Ed Mitchell tried to get his rights to own a gun back this week by breaking new legal ground. He didn’t get very far.
He’ll have to wait a little longer to see if he is “rehabilitated” from his 14-year-old misdemeanor conviction for simple assault.
“I felt like it was a big run-around,” said Mitchell, a 42-year-old auto body repairman who lives in the Spokane Valley. “I’m disappointed in the way things went.”
Superior Court Judge Kathleen O’Connor said she hopes Mitchell and others struggling with the consequences of a 1994 law can be patient awhile longer.
“I know it’s real frustrating, but it’s not just something you can slap together,” O’Connor said.
Mitchell’s attorney, John Clark, has asked the court to issue a certificate of rehabilitation, which the new law says is required before anyone convicted of a crime connected to domestic violence can own a gun.
The law doesn’t say how a person gets such a certificate, O’Connor said. Nor does it spell out what a court should consider before issuing one.
Mitchell admits he was guilty of simple assault, a misdemeanor, some 14 years ago. He said he came home after having too many drinks, and hit his wife when she took a bottle away from him. She called the police; he was found guilty and spent the weekend in jail.
He’s never had another conviction; he and his wife are celebrating their 23rd wedding anniversary this year and recently adopted a daughter after an extensive background check by the state.
Last fall, Mitchell tried to buy a handgun from a Spokane store. The application was rejected by police because of his assault conviction.
Police officials also told him that under the law, it is a felony for him to be in possession of the guns he already owns. Mitchell stored his guns in a safe and went hunting for an attorney.
He was referred to Clark by a gun store. The attorney tried to pull Mitchell’s file at District Court and discovered it no longer existed. It’s too old. The conviction, however, remains on his record. That’s all that matters to the law.
“The government has set up the process to take away his rights, but it hasn’t set up the process to restore his rights,” said Clark, who is angry over the delays. “It doesn’t take a rocket scientist to figure this out.”
Not so fast, said O’Connor. If people are going to be issued a document that says they are rehabilitated, there must be some clear understanding of what that means and how it is determined.

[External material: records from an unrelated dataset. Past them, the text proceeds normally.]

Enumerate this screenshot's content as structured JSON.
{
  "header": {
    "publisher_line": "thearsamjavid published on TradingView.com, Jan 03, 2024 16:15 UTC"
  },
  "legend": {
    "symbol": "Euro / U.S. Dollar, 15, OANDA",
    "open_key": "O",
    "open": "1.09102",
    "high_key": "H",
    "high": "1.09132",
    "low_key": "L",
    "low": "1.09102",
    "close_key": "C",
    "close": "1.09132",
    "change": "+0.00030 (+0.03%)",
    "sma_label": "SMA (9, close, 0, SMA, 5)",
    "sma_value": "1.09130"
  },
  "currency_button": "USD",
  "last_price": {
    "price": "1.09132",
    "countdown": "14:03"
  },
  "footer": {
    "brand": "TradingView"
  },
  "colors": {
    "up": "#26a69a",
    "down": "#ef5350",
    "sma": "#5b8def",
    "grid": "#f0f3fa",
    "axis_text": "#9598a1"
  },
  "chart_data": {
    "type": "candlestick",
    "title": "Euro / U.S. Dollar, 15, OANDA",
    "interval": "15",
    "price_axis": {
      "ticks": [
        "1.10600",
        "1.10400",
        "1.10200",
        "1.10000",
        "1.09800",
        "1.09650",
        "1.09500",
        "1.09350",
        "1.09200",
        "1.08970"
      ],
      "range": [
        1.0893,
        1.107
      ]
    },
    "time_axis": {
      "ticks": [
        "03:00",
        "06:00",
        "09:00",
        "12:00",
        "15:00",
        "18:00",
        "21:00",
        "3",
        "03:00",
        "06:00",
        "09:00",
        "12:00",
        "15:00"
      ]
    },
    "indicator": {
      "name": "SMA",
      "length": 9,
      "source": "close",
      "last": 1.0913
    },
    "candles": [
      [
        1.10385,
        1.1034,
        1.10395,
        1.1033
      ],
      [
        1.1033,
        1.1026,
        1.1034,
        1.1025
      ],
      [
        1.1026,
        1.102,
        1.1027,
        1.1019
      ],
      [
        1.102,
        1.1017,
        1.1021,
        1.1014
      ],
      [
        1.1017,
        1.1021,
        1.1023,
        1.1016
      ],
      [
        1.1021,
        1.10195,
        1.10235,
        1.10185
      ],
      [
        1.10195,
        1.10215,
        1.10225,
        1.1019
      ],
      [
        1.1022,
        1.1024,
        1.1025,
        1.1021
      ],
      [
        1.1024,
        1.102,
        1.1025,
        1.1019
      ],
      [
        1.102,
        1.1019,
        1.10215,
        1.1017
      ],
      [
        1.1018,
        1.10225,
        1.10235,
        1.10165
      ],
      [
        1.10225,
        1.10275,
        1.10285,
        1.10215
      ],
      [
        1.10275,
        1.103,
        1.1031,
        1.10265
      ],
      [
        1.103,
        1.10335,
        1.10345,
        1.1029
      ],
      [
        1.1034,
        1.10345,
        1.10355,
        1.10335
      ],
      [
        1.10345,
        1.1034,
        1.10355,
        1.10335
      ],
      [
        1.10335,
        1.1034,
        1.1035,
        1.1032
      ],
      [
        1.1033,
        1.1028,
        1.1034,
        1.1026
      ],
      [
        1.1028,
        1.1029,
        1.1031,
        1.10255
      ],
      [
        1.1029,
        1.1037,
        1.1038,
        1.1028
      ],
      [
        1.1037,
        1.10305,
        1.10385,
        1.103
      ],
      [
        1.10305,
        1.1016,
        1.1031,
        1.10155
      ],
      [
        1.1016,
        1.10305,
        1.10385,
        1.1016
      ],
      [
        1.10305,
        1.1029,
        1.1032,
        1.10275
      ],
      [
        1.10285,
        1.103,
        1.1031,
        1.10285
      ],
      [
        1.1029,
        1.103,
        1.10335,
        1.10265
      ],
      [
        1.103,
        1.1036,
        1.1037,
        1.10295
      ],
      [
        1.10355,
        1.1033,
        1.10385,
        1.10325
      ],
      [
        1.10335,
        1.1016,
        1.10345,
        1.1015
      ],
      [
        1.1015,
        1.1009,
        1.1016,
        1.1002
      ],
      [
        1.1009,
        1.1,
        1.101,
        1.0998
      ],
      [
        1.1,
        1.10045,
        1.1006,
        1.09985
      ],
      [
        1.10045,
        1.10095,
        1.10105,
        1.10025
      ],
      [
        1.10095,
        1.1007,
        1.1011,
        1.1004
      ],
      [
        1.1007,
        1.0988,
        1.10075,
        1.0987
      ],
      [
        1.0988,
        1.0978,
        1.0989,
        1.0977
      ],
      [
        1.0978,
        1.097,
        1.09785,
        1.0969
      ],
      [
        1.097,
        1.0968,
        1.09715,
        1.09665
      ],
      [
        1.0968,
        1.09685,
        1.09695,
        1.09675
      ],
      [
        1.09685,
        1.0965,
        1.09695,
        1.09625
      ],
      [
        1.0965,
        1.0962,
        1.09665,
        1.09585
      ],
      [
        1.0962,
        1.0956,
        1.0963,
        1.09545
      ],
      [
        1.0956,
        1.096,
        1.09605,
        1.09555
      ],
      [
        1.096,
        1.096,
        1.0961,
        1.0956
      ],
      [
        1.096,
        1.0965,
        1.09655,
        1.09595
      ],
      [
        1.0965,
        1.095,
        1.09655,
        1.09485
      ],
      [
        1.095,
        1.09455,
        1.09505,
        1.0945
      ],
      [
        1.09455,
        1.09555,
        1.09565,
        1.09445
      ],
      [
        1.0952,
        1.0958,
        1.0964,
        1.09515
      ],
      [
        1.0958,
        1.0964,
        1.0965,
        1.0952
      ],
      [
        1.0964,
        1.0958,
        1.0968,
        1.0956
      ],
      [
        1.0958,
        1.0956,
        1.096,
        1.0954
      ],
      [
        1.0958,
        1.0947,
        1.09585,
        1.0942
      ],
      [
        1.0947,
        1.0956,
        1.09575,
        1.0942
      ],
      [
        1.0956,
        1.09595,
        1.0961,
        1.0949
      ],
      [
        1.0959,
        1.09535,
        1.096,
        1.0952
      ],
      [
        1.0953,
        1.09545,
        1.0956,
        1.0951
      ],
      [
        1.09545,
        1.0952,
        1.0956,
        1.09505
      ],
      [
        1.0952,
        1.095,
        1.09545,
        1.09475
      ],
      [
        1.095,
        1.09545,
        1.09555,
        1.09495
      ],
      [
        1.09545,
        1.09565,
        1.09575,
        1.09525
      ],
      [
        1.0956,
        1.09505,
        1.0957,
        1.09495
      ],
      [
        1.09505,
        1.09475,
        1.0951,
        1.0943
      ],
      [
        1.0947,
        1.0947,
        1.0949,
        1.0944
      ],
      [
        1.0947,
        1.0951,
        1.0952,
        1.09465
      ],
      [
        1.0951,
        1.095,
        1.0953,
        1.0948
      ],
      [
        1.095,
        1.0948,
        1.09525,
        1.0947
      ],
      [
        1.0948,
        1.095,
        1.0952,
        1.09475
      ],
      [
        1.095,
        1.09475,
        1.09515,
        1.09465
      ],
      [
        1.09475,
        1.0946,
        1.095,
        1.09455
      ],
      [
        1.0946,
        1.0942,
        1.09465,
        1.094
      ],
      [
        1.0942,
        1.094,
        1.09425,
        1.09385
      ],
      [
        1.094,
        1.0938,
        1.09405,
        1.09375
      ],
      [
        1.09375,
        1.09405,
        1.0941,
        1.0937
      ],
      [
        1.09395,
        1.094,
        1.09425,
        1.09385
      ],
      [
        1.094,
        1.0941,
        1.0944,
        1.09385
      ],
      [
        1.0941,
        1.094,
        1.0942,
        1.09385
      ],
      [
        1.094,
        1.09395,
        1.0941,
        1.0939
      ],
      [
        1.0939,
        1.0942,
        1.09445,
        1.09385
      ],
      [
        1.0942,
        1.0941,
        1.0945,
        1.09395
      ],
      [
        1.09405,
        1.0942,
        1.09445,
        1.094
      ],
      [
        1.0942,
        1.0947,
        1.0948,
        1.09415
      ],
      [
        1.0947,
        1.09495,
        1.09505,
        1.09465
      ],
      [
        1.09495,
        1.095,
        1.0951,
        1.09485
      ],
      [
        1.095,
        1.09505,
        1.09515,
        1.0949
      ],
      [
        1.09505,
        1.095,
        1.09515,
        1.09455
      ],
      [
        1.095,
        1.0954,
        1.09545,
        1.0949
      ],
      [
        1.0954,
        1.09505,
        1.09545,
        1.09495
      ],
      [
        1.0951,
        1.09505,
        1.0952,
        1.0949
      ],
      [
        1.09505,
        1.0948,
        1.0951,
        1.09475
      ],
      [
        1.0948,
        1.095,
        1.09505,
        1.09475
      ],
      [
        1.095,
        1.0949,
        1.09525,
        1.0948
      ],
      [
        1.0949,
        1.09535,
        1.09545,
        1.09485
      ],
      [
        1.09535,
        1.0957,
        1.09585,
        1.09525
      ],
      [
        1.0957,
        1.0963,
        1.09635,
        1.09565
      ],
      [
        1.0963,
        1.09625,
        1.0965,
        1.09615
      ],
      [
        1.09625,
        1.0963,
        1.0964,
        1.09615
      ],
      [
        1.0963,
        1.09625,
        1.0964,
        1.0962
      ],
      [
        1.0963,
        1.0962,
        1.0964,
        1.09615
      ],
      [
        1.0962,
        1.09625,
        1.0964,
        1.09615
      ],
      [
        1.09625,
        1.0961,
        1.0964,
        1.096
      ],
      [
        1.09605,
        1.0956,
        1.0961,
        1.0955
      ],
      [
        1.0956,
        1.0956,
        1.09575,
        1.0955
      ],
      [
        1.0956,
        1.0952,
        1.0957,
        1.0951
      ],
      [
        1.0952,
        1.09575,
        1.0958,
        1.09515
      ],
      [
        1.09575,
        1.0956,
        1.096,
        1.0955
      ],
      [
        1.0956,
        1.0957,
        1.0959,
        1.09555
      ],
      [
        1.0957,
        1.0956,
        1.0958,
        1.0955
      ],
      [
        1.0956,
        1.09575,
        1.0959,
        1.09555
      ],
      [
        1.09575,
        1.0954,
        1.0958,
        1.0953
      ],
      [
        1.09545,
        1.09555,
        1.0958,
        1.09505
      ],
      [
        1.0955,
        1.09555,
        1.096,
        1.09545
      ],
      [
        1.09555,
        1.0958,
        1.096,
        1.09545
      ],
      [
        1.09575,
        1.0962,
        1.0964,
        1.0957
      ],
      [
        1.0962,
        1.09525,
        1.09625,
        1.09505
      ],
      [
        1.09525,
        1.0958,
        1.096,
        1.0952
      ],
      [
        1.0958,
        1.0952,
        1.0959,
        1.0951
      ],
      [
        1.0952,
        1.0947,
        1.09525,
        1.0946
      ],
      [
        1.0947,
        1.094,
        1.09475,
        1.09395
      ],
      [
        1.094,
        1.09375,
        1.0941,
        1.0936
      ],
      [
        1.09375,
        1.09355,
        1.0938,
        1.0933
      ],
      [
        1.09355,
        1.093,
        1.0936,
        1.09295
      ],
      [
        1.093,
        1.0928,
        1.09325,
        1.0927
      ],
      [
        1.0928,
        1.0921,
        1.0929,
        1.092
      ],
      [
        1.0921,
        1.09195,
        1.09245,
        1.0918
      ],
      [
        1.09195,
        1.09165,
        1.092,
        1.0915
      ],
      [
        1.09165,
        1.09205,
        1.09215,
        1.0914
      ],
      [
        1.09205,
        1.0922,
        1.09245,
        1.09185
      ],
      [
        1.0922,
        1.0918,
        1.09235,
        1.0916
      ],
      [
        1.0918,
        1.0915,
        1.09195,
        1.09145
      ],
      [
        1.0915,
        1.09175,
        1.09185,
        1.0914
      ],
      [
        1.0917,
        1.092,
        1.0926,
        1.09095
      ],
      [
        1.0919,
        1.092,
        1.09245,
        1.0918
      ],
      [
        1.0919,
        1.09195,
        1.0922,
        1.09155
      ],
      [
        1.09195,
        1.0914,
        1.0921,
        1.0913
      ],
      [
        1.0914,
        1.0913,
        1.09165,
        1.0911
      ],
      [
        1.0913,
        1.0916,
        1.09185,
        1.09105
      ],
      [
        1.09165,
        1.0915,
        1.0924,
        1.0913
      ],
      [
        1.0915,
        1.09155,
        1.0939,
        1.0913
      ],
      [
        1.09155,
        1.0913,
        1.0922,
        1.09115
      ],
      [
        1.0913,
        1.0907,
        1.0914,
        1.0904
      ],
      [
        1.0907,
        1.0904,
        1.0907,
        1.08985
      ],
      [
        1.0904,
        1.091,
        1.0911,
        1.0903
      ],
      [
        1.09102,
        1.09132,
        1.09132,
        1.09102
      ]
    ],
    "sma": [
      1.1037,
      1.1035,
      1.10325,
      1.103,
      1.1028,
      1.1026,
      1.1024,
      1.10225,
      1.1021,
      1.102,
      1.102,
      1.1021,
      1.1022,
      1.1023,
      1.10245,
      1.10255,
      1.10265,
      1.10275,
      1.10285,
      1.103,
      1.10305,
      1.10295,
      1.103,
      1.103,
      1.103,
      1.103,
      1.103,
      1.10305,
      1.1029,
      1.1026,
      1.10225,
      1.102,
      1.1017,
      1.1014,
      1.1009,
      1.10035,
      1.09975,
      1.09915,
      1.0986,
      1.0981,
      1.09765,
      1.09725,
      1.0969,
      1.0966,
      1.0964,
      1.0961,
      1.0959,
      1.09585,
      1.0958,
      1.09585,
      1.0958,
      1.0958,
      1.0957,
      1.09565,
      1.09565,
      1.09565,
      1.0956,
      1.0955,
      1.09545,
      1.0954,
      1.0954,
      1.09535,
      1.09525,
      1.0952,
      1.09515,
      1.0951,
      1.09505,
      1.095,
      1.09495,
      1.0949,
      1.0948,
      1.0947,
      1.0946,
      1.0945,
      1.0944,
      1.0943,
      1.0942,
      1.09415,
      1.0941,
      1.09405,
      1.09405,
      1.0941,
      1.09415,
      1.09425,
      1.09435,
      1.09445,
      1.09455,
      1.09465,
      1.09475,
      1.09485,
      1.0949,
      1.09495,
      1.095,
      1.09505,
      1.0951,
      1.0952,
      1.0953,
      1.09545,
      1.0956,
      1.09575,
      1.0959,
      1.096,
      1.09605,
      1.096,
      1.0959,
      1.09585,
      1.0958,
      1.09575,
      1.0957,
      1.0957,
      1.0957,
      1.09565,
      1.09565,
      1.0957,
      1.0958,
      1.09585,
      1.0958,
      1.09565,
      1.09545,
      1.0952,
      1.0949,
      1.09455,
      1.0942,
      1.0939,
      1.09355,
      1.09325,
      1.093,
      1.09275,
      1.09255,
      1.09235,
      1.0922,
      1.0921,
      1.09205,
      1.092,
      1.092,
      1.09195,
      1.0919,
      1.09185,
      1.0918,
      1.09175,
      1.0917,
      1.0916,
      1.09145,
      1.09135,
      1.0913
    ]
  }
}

“There have to be some safeguards to show what the people are saying is true,” she said. “If the court is supposed to make a judgment, what information does the court need?”
The law doesn’t say. Judges, prosecutors, defense attorneys and record-keepers need to discuss the best way to set up the process.
One of the biggest problems will concern people like Mitchell, who was convicted in Spokane County District Court so long ago that the records have been destroyed.
“If I have to review something a lower court has done, I have to have a document,” O’Connor said. “If there’s no document, that’s going to be difficult.”
By mid-February, O’Connor hopes to have a proposal for Superior Court judges to review. Shortly afterward, she hopes to have forms and instructions that will help people through a new process.
She asked that people seeking restoration of their gun rights be patient just a little longer.